Will the hard Right learn to stop worrying and love Hillary? By all rights they should, given the affinities between their politics and the Clintons’. Why then, over the years, have they hated Hillary so much? Her social liberalism is certainly part of the answer. But most other Democrats are no different in that regard (in fact, many are more outspoken) and, in any case, the success of the Giuliani campaign shows that social conservatism isn’t as potent a force on the Right as everyone assumed. Could it just be that the Clintons wrote “the vast right-wing conspiracy” off, pandering instead to constituencies the Right despises?

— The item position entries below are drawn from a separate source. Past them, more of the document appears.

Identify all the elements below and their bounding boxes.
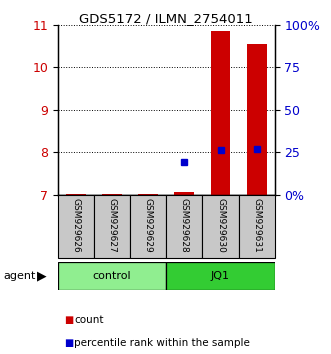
Bar bbox=[211, 31, 230, 195]
Text: agent: agent bbox=[3, 271, 36, 281]
Text: GSM929628: GSM929628 bbox=[180, 198, 189, 253]
Text: control: control bbox=[93, 271, 131, 281]
Text: GSM929627: GSM929627 bbox=[108, 198, 117, 253]
Text: GSM929626: GSM929626 bbox=[71, 198, 80, 253]
Text: ■: ■ bbox=[65, 315, 74, 325]
Bar bbox=[166, 262, 275, 290]
Text: ■: ■ bbox=[65, 338, 74, 348]
Bar bbox=[58, 262, 166, 290]
Bar bbox=[174, 192, 194, 195]
Bar bbox=[138, 194, 158, 195]
Bar bbox=[102, 194, 122, 195]
Text: GSM929629: GSM929629 bbox=[144, 198, 153, 253]
Text: GSM929630: GSM929630 bbox=[216, 198, 225, 253]
Bar bbox=[58, 195, 94, 258]
Bar bbox=[247, 44, 266, 195]
Bar bbox=[166, 195, 203, 258]
Text: JQ1: JQ1 bbox=[211, 271, 230, 281]
Text: percentile rank within the sample: percentile rank within the sample bbox=[74, 338, 250, 348]
Bar bbox=[130, 195, 166, 258]
Bar bbox=[66, 194, 86, 195]
Bar bbox=[94, 195, 130, 258]
Bar bbox=[239, 195, 275, 258]
Text: count: count bbox=[74, 315, 104, 325]
Bar bbox=[203, 195, 239, 258]
Text: GDS5172 / ILMN_2754011: GDS5172 / ILMN_2754011 bbox=[79, 12, 252, 25]
Text: GSM929631: GSM929631 bbox=[252, 198, 261, 253]
Text: ▶: ▶ bbox=[36, 270, 46, 282]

Or is it that people on the Right are better able than liberals to sniff out phonies? Those people do know how to hate (the wrong things) after all, and, as the Germans say, “hatred sees sharply.” In Hillary’s case, no doubt part of the problem too is plain old-fashioned male chauvinism. But then why do they hate her (official) better half just as much? There are reasons galore, but, in the end, the virulence of right-wing anti-Clintonism defies explanation.
However there are signs that it is breaking down. You wouldn’t know it, though, from the October 21 Republican debate, where the candidates spent as much time lambasting Hillary as each other. You wouldn’t know it either from the Giuliani campaign’s insistence that Rudy, and Rudy alone, can save the country from Hillary, a scourge almost as great as terrorism, which of course Rudy is also uniquely capable of quashing. But the Republican candidates, including Giuliani, are living in the past. The times they are a changin’ – not exactly in ways that stir hope, but nevertheless for the better (since, after Cheney and Bush, even the worst Democrat – even Hillary -- would be welcome news). The hard Right might not see it that way, but most voters do. Far-sighted people on the Right realize that they need to accommodate to that fact.

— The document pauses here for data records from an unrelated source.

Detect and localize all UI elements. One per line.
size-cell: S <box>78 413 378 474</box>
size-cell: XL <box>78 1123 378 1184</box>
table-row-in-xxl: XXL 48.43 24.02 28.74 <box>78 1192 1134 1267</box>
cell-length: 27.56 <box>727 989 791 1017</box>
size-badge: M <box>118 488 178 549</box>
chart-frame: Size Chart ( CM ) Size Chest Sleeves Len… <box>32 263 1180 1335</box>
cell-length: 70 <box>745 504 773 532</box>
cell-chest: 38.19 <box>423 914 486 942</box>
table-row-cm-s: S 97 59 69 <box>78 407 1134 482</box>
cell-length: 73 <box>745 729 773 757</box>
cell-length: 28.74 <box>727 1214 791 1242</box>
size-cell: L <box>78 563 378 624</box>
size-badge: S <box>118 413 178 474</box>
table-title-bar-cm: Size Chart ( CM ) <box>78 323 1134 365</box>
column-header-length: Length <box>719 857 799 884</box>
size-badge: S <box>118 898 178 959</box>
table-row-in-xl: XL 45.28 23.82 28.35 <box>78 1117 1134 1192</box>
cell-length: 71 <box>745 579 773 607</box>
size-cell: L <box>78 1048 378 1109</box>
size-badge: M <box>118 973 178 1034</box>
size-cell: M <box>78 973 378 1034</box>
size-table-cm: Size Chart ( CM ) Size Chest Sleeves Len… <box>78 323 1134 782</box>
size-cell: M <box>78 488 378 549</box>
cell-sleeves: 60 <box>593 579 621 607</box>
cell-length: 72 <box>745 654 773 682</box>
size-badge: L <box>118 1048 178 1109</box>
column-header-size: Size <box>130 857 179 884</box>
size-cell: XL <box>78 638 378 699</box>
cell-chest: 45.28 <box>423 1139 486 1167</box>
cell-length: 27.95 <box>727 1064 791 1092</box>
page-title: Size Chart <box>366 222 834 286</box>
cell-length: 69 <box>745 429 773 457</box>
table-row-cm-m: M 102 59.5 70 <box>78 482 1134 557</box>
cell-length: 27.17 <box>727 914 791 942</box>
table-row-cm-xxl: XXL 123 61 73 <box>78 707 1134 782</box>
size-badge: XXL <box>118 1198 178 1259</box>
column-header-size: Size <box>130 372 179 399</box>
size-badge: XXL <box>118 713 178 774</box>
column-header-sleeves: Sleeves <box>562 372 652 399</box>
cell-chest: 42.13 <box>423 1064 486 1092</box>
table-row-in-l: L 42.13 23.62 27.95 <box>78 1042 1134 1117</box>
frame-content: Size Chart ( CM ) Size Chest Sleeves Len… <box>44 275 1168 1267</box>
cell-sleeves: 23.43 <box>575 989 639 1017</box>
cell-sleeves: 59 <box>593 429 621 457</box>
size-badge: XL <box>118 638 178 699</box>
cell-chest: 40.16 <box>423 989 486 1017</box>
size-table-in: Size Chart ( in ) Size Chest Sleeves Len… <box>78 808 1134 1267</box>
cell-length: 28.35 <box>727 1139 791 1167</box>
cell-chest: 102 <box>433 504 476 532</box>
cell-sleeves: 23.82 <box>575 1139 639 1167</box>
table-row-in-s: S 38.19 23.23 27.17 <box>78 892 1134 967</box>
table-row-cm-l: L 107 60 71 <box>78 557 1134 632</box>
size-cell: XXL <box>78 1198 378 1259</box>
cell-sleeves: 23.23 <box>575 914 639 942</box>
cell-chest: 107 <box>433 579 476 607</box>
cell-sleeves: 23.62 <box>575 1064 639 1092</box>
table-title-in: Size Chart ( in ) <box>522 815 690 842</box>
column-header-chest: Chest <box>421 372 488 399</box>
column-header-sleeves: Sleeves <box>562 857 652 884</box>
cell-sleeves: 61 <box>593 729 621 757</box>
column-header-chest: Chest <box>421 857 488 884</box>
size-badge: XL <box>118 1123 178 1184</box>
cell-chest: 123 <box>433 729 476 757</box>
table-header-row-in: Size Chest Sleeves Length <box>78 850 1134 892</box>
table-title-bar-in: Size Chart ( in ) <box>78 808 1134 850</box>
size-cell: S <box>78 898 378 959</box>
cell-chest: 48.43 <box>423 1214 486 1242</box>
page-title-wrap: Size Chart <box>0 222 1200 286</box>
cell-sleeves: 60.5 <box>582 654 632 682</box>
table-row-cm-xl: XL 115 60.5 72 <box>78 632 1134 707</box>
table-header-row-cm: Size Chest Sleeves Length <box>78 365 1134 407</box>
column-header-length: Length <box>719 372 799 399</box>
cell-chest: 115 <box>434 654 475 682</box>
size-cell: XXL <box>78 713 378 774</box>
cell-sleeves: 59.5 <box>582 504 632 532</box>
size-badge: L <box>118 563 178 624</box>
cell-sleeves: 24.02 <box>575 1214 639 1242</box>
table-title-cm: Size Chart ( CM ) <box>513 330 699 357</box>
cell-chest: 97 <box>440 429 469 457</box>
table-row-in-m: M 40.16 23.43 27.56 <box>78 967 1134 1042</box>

As long ago as when the Clintons first set their sights on New York, they began a charm offensive directed towards Rupert Murdoch, the arch-villain of media consolidation. Murdoch’s right-wing instincts are beyond dispute; he wears them on his sleeve. But he’s also a “pragmatist” (according to the punditocracy’s, not the philosopher’s, meaning of the term); in other words, he’s a rank opportunist, just as the Clintons are. He’s also adept at seeing which way the wind is blowing, and at attaching himself to present – and future -- power. Thus Murdoch played an important role in the ascension of Tony Blair in Great Britain. Thanks to the Iraq War, the world now thinks of Blair as the Bush boy’s poodle. But he’s actually more of a Clinton clone (or vice versa); a master at accelerating rightward (neo-liberal, imperialist) tendencies in political formations of the soft (in the American case, very soft) left. It would be an exaggeration to call Murdoch a Clinton booster. But neither has he lately been the hard line Clinton opponent one would have expected him to be. Media moguls gotta do what media moguls gotta do.
An article by Jim Rutenberg in the October 22 New York Times reports on how the Clinton charm offensive is expanding its focus: to the media’s favorite rumormonger, Matt Drudge. Drudge is also a man of the Right, and as shoddy a journalist as ever there was. But he has become a source for breaking (leaked) news and is therefore widely read by opinion-shapers in the media and government. For Hillary, getting on his good side is a good move. According to Rutenberg, that’s just what the Clinton campaign is now doing – in the usual way, by leaking profusely. There is a striking irony in this. In much the way that Ted Koppel became rich and famous off the Iranian hostage crisis of the Carter era, Drudge became a national figure in the Bill Clinton days thanks to “the Lewinsky affair” – in other words, by helping to make Hillary Clinton a subject of ridicule. One thing you have to say for her: when it comes to seizing opportunities, she won’t let silly little grudges get in the way. But, of course, we already knew that by the way she has repeatedly stood by her man. What the Clintons have is a power marriage – where doing what needs to be done to gain and hold on to power comes first, last and always. In this respect, they’re not very different from Rupert Murdoch; they’re cut from the same cloth.
Neutralizing Murdoch and getting Drudge on board will not suffice to do right-wing anti-Clintonism in. For whatever (inexplicable) reasons, it is too deeply entrenched. But not all the right-wing anti-Clintonites are so deeply dug in. From Hillary’s point of view, there’s no reason not to try to win them over, and not to chip away at the remaining entrenchments. It would be different if this latest species of pandering outraged the Democratic “base”; until her nomination is secure, Hillary needs to stay in their good graces. But for reasons almost as inexplicable as the right-wing hostility the Clintons elicit, the Democratic base has yet to reject Clintonism for the right reasons. Should the family find its way back into the White House, this will surely come to pass. But by then it will be too late.